I'm currently scraping stats from a website, but on certain stat pages I hit a snag with the following prompt:
Error: Column avg
can't be converted from numeric to character
I try something like mutate(avg = avg %>% as.numeric), but then I get the prompt the column avg can't be found.
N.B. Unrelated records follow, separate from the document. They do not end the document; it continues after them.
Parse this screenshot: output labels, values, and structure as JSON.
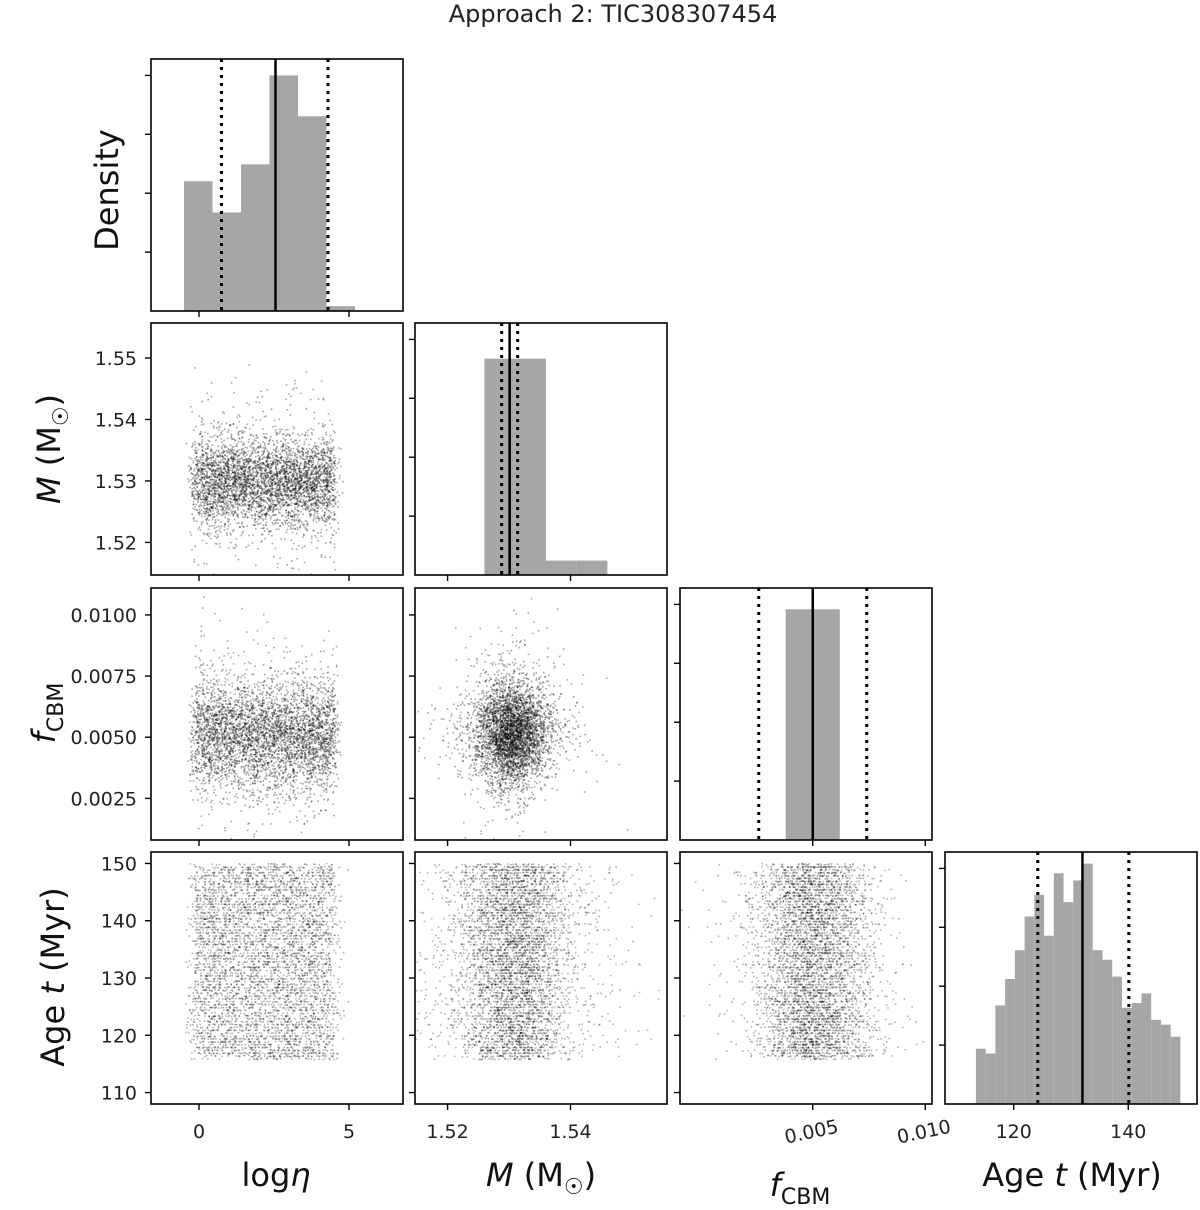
{
  "chart_data": {
    "type": "corner",
    "title": "Approach 2: TIC308307454",
    "parameters": [
      {
        "key": "logeta",
        "label_main": "log",
        "label_italic": "η",
        "axis_label_full": "logη"
      },
      {
        "key": "mass",
        "label_italic": "M",
        "label_main": " (M",
        "label_sub": "☉",
        "label_end": ")",
        "axis_label_full": "M (M☉)"
      },
      {
        "key": "fcbm",
        "label_italic": "f",
        "label_sub": "CBM",
        "axis_label_full": "fCBM"
      },
      {
        "key": "age",
        "label_main": "Age ",
        "label_italic": "t",
        "label_end": " (Myr)",
        "axis_label_full": "Age t (Myr)"
      }
    ],
    "diag_ylabel": "Density",
    "axis_ranges": {
      "logeta": [
        -1.6,
        6.8
      ],
      "mass": [
        1.5147,
        1.5557
      ],
      "fcbm": [
        -0.0009,
        0.0103
      ],
      "fcbm_y": [
        0.0008,
        0.0111
      ],
      "age": [
        108,
        152
      ]
    },
    "ticks": {
      "logeta": [
        0,
        5
      ],
      "mass_x": [
        1.52,
        1.54
      ],
      "mass_y": [
        1.52,
        1.53,
        1.54,
        1.55
      ],
      "fcbm_x": [
        0.005,
        0.01
      ],
      "fcbm_y": [
        0.0025,
        0.005,
        0.0075,
        0.01
      ],
      "age_x": [
        120,
        140
      ],
      "age_y": [
        110,
        120,
        130,
        140,
        150
      ]
    },
    "tick_labels": {
      "logeta": [
        "0",
        "5"
      ],
      "mass_x": [
        "1.52",
        "1.54"
      ],
      "mass_y": [
        "1.52",
        "1.53",
        "1.54",
        "1.55"
      ],
      "fcbm_x": [
        "0.005",
        "0.010"
      ],
      "fcbm_y": [
        "0.0025",
        "0.0050",
        "0.0075",
        "0.0100"
      ],
      "age_x": [
        "120",
        "140"
      ],
      "age_y": [
        "110",
        "120",
        "130",
        "140",
        "150"
      ]
    },
    "diag_yticks": [
      0.25,
      0.5,
      0.75,
      1.0
    ],
    "histograms": {
      "logeta": {
        "edges": [
          -0.5,
          0.45,
          1.4,
          2.35,
          3.3,
          4.25,
          5.2,
          6.15
        ],
        "values": [
          0.54,
          0.41,
          0.61,
          0.98,
          0.81,
          0.02,
          0.0
        ],
        "median": 2.55,
        "low": 0.75,
        "high": 4.3
      },
      "mass": {
        "edges": [
          1.526,
          1.531,
          1.536,
          1.541,
          1.546
        ],
        "values": [
          0.9,
          0.9,
          0.06,
          0.06
        ],
        "median": 1.5301,
        "low": 1.5288,
        "high": 1.5314
      },
      "fcbm": {
        "edges": [
          0.0038,
          0.0062
        ],
        "values": [
          0.96
        ],
        "median": 0.005,
        "low": 0.0026,
        "high": 0.0074
      },
      "age": {
        "edges": [
          110,
          111.7,
          113.4,
          115.1,
          116.8,
          118.5,
          120.2,
          121.9,
          123.6,
          125.3,
          127.0,
          128.7,
          130.4,
          132.1,
          133.8,
          135.5,
          137.2,
          138.9,
          140.6,
          142.3,
          144.0,
          145.7,
          147.4,
          149.1
        ],
        "values": [
          0.0,
          0.0,
          0.23,
          0.21,
          0.41,
          0.52,
          0.64,
          0.78,
          0.87,
          0.7,
          0.96,
          0.84,
          0.93,
          1.0,
          0.64,
          0.6,
          0.53,
          0.4,
          0.42,
          0.46,
          0.35,
          0.33,
          0.28
        ],
        "median": 132.0,
        "low": 124.2,
        "high": 140.1
      }
    },
    "scatter_clouds": {
      "mass_vs_logeta": {
        "x_range": [
          -0.2,
          4.5
        ],
        "y_center": 1.53,
        "y_spread": 0.0035,
        "n": 4200
      },
      "fcbm_vs_logeta": {
        "x_range": [
          -0.2,
          4.5
        ],
        "y_center": 0.0051,
        "y_spread": 0.0011,
        "n": 4200
      },
      "fcbm_vs_mass": {
        "x_center": 1.5303,
        "x_spread": 0.0028,
        "y_center": 0.0052,
        "y_spread": 0.001,
        "n": 4200
      },
      "age_vs_logeta": {
        "x_range": [
          -0.2,
          4.5
        ],
        "y_range": [
          116,
          150
        ],
        "n": 4600
      },
      "age_vs_mass": {
        "x_center": 1.5305,
        "x_spread": 0.0045,
        "y_range": [
          116,
          150
        ],
        "n": 4600
      },
      "age_vs_fcbm": {
        "x_center": 0.005,
        "x_spread": 0.0012,
        "y_range": [
          116,
          150
        ],
        "n": 4600
      }
    }
  }
}
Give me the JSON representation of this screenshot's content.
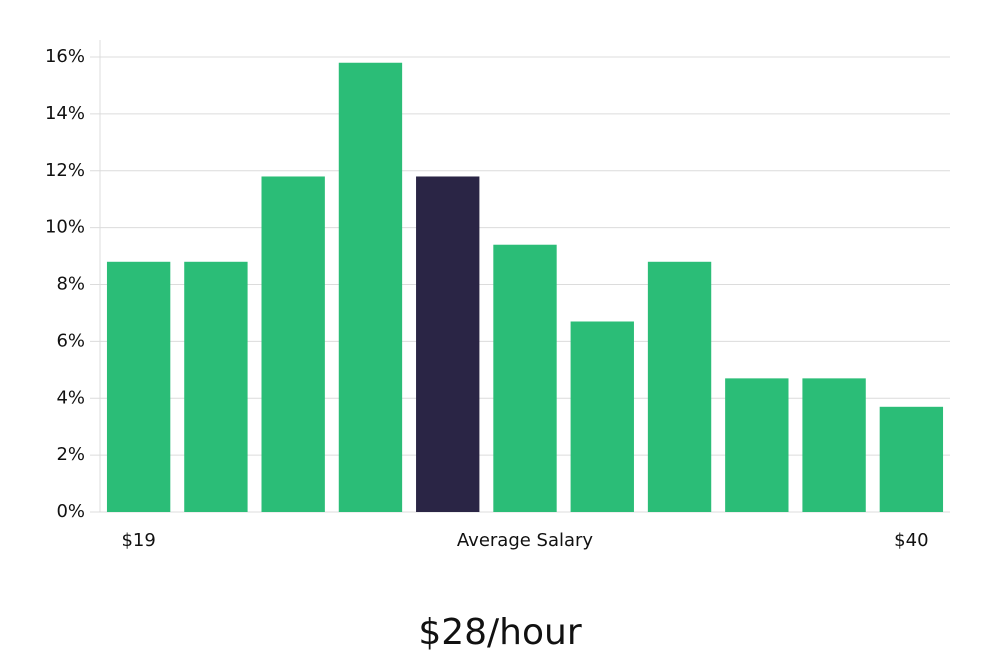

The issue in the code below occurs whenever I add stat_id 336 or 340. Any ideas on how to solve this?
library(dplyr)
library(tidyverse)
library(janitor)
library(rvest)
library(magrittr)
df <- expand.grid(
tournament_id = c("t464", "t054", "t047"),
stat_id = c("02564", "101", "102", "336", "340")
) %>%
mutate(
links = paste0(
'https://www.pgatour.com/stats/stat.',
stat_id,
'.y2019.eon.',
tournament_id,
'.html'
)
) %>%
as_tibble()
# Function to get the table
get_info <- function(link, tournament) {
link %>%
read_html() %>%
html_table() %>%
.[[2]] %>%
clean_names() %>%
select(-rank_last_week ) %>%
mutate(rank_this_week = rank_this_week %>%
as.character) %>%
mutate(tournament)
}
# Retrieve the tables and bind them
test12 <- df %$%
map2_dfr(links, tournament_id, get_info)
test12
CodePudding user response:
You generally don't want to put a pipe inside of a dplyr verb, or at least I have never before seen that done. Not sure why you need that in this example as average automatically parses as numeric. Try this instead:
# Function to get the table
get_info <- function(link, tournament_id) {
data <- link %>%
read_html() %>%
html_table() %>%
.[[2]] %>%
clean_names() %>%
select(-rank_last_week ) %>%
mutate(rank_this_week = as.integer(str_extract(rank_this_week, "\\d ")))
try(data <- mutate(data, avg = as.character(avg)), silent = TRUE)
try(data <- mutate(data, total_distance_feet = as.character(total_distance_feet)), silent = TRUE)
data
}
test12 <- df %>%
mutate(tables = map2(links, tournament_id, get_info)) %>%
tidyr::unnest(everything())